The AI is, first of all, a question-answering machine. Before it is turned on, the building housing it is filled with energy resources, data disks with every fact humans have learned in the last five millennia, and some material for computronium. The goals are, then:

1) Invent a cure for AIDS.

2) This cure must destroy HIV, and only HIV. It cannot affect any human cell, or anything else, in any way not absolutely required.

3) You have a week to finish. You can’t do it, sucks.

4) You have a volume of ten thousand cubic meters within which you can do anything you want (except for some things, which I won’t bother with here, to stop it from creating and torturing artificial people). Nothing outside this volume is yours. You cannot go there to get matter, energy or knowledge. You cannot let anything get out, except waste heat. Heat must be released in a uniform manner (to keep it from trying to communicate or causing an explosion). You cannot let anything in if you can help it. Overall, your goal is to leave the world the way it would be if you spent this week in another universe.

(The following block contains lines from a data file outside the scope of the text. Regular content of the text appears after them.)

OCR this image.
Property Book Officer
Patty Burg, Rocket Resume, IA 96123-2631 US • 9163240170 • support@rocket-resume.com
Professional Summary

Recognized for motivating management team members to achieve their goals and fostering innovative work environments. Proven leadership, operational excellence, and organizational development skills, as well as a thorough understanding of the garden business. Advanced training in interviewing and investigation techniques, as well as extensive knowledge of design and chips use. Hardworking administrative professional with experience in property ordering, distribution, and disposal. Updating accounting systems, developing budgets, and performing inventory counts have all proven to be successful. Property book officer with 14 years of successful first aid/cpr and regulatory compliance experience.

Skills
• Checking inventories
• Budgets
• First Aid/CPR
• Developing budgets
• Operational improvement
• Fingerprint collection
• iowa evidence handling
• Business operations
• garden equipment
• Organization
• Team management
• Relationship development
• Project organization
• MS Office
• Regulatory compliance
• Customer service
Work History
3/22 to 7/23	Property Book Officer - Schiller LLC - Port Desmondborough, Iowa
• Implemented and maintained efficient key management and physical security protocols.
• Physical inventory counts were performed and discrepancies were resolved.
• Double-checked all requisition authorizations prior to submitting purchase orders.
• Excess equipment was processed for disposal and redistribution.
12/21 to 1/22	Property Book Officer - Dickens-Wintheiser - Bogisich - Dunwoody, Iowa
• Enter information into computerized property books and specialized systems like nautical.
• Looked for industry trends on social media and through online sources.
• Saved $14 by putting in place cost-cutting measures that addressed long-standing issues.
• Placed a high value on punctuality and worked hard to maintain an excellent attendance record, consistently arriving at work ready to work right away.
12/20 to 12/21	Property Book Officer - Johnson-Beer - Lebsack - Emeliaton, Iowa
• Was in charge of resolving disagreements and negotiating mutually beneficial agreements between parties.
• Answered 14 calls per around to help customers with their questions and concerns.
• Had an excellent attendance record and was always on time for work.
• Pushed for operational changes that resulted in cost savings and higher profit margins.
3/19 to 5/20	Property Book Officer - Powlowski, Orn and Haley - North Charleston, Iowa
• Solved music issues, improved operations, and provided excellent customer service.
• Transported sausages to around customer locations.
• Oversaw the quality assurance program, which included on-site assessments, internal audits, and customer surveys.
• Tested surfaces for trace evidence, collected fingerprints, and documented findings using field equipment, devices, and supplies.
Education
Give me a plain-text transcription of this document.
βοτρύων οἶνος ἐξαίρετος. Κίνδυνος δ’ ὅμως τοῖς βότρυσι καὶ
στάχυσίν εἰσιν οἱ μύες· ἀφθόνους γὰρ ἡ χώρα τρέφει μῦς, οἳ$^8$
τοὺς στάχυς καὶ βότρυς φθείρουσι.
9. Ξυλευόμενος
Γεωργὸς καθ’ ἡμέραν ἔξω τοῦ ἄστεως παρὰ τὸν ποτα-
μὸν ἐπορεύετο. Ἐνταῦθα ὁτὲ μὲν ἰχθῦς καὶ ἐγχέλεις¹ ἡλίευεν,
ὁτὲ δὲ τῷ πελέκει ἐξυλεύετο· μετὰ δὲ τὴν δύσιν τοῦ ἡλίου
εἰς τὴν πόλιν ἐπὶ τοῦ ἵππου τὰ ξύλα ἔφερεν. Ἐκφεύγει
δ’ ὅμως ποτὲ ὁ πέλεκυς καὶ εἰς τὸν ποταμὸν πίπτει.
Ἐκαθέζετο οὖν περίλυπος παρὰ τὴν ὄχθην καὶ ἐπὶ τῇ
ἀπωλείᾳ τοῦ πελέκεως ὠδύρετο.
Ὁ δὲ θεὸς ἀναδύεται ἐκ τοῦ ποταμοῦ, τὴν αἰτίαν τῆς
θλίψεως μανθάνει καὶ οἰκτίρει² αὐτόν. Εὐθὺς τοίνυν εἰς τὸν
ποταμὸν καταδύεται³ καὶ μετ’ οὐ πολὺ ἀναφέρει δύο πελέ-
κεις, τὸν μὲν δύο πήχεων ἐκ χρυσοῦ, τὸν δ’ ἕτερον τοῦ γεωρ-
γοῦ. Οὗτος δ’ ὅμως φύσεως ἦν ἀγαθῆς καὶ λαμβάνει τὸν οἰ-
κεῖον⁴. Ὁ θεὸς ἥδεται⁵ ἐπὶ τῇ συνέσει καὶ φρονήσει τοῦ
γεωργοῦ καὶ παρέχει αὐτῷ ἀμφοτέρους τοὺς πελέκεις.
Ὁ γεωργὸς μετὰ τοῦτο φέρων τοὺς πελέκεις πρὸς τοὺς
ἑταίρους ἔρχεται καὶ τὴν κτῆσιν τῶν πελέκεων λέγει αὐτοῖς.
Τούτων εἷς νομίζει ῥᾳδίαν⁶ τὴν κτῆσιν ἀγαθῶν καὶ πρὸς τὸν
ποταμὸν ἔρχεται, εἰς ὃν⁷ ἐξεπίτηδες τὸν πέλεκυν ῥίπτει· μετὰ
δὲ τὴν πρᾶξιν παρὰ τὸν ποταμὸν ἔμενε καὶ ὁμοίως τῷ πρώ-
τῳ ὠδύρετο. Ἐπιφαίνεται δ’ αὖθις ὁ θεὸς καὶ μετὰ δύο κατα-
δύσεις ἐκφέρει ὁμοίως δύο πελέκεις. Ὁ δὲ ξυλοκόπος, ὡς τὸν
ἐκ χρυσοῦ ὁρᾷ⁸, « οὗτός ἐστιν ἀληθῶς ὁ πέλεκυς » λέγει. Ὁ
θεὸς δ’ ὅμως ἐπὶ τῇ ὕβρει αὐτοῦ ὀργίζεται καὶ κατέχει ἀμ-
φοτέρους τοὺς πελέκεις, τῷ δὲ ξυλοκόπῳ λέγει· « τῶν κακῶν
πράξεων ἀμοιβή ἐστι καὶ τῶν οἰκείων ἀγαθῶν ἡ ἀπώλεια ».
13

5) Your answer will take the form of a book, written on paper. It can’t have any computer code in it. Or if we’re feeling lucky, a data disk with text, audio, video, or databases, but nothing Turing-complete.

6) When time is up, you must shut down. Your energy use must be zero.

7) The chamber where the answer book rests must contain enough space to comfortably enter and retrieve the book, breathable air, the book, a button to initiate another problem-solving session, and absolutely nothing else. No nanites, no killer vacuum cleaners, no bombs, and definitely no successor AI.

8) Stop! Please! I created you!

Appendix:

9) What I forgot is that another form of energy the AI can’t possibly keep in is vibration, and perhaps also the shifts in gravity from objects moving around on the inside. Most computers I know do a lot of useful work without being flung around the house, but you can’t be too careful.

I could just add three new rules, but I think it would be better to state the general goal.

9) While energy is allowed to escape, it must have the least effect on people that it is possible to have. Thus, if people would ignore one form of energy and be killed, harmed, alarmed, informed, or turned into lotus eaters by another, choose the one that would be ignored.

10) Energy coming in from the outside has to be kept out. If it can’t, its information content is to be minimized. (Not totally sure if this is necessary, but it seems necessary now.)

11) The overall goal is to ensure that the information flow between the microcosms—especially from the AI to us—is kept low. Anything it wants to say or do has to go through the Answer.